Homewood jazz festival aims to inspire young musicians
Drummer Thomas Wendt is trying to boost the tempo of the work at the Afro-American Music Institute in Homewood.
“You talk to so many people, and they just don't know where the institute is or what it does,” he says.
He and the Pittsburgh Jazz Orchestra are trying to spread the word of the school by organizing a jazz festival July 30 on the Homewood campus.
The free event will feature the likes of the PJO Little Big Band, a small-group version of the big band, the PJO Youth Orchestra, bassist Claude Flowers, keyboardist Howie Alexander and drummer James Johnson III, son of the founder and executive director of the school.
Also featured will be the school's boys choir and youth jazz lab.
“The event brings a credibility and attention to the institute,” says the elder Johnson.
The event is a joint effort by the school, the jazz band and Duquesne University's City Music Center, which provides music lessons and performance opportunities for youths and adults, Wendt says.
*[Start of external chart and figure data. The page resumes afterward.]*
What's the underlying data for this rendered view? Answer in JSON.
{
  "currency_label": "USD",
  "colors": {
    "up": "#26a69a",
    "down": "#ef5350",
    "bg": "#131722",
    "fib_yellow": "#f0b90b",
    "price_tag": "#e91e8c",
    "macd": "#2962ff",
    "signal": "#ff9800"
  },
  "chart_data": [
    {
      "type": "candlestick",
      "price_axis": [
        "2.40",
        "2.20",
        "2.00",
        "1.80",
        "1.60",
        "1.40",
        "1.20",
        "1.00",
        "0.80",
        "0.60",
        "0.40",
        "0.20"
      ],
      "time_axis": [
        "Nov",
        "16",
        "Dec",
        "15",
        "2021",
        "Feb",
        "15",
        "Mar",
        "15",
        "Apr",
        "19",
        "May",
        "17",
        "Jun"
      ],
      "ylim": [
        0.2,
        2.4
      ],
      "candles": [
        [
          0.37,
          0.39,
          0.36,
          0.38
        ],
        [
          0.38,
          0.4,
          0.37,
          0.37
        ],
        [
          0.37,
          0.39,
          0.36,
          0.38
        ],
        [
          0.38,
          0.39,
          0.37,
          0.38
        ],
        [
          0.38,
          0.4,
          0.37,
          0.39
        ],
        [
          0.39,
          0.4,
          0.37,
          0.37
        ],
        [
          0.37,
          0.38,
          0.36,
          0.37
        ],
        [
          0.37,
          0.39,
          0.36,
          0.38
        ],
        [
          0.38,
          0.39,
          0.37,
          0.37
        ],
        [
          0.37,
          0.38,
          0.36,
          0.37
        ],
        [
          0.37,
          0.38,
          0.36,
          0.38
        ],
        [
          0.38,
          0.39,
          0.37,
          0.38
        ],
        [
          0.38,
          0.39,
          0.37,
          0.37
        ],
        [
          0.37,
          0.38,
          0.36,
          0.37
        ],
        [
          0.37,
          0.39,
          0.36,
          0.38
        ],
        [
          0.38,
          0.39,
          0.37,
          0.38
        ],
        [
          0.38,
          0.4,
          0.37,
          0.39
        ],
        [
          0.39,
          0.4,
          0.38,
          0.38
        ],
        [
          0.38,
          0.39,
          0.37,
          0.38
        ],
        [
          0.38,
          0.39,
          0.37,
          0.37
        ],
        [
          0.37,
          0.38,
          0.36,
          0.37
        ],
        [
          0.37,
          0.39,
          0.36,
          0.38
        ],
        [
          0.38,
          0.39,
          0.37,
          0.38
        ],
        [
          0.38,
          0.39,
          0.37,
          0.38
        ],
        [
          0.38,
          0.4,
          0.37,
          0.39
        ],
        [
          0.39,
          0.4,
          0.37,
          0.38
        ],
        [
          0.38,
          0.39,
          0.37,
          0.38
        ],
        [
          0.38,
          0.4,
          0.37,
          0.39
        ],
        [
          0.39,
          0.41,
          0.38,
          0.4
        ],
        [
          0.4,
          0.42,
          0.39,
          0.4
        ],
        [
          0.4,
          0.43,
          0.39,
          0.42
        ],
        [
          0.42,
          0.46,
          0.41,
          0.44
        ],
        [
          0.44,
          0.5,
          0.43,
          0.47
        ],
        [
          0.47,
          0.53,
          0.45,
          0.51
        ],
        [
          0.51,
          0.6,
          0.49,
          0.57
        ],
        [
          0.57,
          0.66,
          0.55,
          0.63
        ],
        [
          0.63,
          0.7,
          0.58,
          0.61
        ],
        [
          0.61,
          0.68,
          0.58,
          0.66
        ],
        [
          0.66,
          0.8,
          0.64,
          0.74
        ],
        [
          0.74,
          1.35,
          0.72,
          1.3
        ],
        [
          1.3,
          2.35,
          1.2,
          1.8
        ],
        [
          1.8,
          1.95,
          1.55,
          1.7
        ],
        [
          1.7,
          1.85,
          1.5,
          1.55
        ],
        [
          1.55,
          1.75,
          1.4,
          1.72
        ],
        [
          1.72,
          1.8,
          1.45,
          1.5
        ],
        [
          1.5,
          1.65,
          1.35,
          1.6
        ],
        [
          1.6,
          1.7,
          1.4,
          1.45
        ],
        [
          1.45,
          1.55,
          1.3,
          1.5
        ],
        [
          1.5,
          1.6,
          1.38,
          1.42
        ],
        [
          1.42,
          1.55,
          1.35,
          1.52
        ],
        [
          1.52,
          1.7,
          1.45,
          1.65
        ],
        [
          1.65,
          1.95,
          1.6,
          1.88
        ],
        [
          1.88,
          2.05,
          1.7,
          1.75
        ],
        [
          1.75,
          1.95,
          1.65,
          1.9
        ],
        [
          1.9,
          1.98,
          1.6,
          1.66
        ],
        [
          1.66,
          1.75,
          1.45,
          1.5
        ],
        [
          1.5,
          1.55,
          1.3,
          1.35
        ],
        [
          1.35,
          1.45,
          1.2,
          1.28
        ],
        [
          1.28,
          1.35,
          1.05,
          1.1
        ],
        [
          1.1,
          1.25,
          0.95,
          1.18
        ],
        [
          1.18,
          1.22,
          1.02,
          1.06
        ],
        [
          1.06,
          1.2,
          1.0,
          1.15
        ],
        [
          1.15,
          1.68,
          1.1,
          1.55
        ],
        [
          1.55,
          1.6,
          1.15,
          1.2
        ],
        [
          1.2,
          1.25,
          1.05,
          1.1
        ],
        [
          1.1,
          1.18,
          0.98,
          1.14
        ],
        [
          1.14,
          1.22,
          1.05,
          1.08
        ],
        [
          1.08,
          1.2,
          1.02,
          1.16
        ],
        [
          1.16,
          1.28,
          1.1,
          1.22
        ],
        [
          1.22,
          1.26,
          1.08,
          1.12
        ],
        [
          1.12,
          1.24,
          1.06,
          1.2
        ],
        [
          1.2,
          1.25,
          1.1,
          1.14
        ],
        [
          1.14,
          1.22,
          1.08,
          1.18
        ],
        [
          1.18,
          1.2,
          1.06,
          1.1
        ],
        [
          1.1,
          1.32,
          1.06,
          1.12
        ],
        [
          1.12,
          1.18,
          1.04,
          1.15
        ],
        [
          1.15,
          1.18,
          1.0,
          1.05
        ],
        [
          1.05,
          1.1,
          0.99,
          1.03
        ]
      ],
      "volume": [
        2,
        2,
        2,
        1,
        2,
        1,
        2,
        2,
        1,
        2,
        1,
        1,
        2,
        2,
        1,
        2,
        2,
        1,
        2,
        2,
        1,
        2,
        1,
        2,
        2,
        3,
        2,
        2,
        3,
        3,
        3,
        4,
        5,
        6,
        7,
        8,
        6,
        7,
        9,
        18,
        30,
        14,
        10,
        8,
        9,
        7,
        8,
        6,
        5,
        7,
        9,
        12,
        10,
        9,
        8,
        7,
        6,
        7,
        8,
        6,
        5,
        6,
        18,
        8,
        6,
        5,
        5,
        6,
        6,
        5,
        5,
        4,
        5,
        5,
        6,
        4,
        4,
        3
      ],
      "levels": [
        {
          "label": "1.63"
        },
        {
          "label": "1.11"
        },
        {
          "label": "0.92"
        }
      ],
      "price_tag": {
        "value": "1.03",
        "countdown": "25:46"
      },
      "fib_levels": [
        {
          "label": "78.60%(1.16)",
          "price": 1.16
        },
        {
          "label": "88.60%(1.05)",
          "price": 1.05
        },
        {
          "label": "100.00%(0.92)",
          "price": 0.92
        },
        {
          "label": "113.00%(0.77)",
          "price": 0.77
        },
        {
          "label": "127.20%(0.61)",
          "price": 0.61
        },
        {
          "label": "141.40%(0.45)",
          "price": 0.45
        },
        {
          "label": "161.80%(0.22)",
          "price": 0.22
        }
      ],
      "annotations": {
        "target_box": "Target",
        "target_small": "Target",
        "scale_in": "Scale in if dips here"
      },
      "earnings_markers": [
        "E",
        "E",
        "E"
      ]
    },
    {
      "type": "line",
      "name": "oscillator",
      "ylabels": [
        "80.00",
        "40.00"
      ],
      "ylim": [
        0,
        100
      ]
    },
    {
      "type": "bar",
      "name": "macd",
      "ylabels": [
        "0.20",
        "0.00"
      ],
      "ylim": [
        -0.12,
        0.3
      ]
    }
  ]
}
The opportunity to collaborate with the music center and the band, James Johnson Jr. says, makes the decision of whether to get involved “a no-brainer.”
Wendt is the drummer for the orchestra, one of the founders of the band called The Firm Roots and a busy player in many area settings.
He says when the band formed its youth group in 2015, it started working with the City Music Center and the music institute in an effort to get young people to play. That job was not always easy, he says.
“The music institute has a roomful of donated instruments for kids who can't afford their own, and they can't give them away,” he says.
He believes part of the problem is this age of quick-gratification does not fit well with the steady effort that is needed to master a musical instrument.
By putting together a free day of music at the Homewood site, Wendt and other planners hope to expose young listeners to the excitement of live music and to spark interest in playing.
Christopher Bromley, managing director of the band, says the ensemble is committed to education and community outreach. A session such as this fits those missions.
Johnson says the festival has another role, too: “I always like to give kids an alternative to what they hear on the radio.”
Bob Karlovits is a Tribune-Review contributing writer.